Reporting Tip
MedSun: Newsletter #19, December 2007

You may have wondered why we often ask if you returned the device involved in a report to the manufacturer, or suggest that you do so. We would like to clarify how this adds value to your report.

In many cases, in order for FDA analysts to obtain meaningful information when they contact the manufacturer about your report, the manufacturer, understandably, needs to have had the opportunity to examine the device. If you were not able to provide the device to the manufacturer, they will often respond that they simply cannot comment on what may have occurred with a device that they could not examine or they may state that the adverse event cannot be attributed to their device. In such cases, the FDA’s ability to follow up on your report, however well written, may be very limited.

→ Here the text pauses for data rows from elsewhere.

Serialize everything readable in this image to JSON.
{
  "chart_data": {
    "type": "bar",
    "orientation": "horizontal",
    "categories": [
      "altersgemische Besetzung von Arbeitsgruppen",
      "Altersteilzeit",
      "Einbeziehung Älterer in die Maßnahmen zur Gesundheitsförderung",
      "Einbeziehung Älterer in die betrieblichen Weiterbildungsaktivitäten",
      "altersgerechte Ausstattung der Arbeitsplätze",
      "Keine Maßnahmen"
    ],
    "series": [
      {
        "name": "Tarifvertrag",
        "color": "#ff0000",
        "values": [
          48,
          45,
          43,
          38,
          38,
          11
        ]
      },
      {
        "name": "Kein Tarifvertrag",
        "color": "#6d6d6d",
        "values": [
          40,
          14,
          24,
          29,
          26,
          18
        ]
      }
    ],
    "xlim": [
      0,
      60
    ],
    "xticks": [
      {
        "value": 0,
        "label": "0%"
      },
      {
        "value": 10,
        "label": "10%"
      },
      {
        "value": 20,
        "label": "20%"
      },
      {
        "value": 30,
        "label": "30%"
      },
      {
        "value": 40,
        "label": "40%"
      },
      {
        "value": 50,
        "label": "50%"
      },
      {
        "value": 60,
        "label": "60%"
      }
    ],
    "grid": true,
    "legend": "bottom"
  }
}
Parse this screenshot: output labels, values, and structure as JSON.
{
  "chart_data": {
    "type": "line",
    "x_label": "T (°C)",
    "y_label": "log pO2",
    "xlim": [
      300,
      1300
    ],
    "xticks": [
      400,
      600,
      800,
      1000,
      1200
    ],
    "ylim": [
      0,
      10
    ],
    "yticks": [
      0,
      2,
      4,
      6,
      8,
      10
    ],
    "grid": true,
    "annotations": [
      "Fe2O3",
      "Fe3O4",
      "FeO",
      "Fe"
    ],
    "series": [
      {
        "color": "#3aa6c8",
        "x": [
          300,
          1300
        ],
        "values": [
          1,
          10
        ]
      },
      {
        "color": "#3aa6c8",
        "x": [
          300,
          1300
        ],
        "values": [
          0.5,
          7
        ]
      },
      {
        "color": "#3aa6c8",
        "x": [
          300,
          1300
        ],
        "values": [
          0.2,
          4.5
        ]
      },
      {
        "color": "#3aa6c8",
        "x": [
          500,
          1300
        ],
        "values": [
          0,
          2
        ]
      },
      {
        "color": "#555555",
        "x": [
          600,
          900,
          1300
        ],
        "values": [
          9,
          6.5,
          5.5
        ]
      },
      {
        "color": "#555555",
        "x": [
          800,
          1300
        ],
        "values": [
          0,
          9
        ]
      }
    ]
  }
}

We understand your concern about releasing a device that has potential to be involved in litigation, to the manufacturer. Putting those instances aside, we strongly suggest that you make every attempt to return defective or problematic devices to the manufacturer for analysis. Or you can request an on-site manufacturer analysis. This, of course, is a necessity with large fixed devices such as CT scanners. Alternatively, if the device is not available, you can inform the manufacturer that you are sending an unused device from the same lot # for evaluation instead. In instances where the packaging was thrown away and all device identifiers are therefore not available, returning the device to the manufacturer allows FDA to get more device identifiers from the manufacturer after the device is examined.

If you have questions about how to return products to the manufacturer for analysis, contact your hospital’s Material Management or Purchasing department. In most cases they have frequent contact with representatives from these companies and have procedures in place for returning items to them. All parties have the opportunity to benefit when a device involved in an adverse event is returned to the manufacturer; the FDA is better able to follow up, the manufacturer gains a better understanding of failures that occur with its product, and you may learn some lessons about the use of that product or what the manufacturer may be doing to prevent a future occurrence.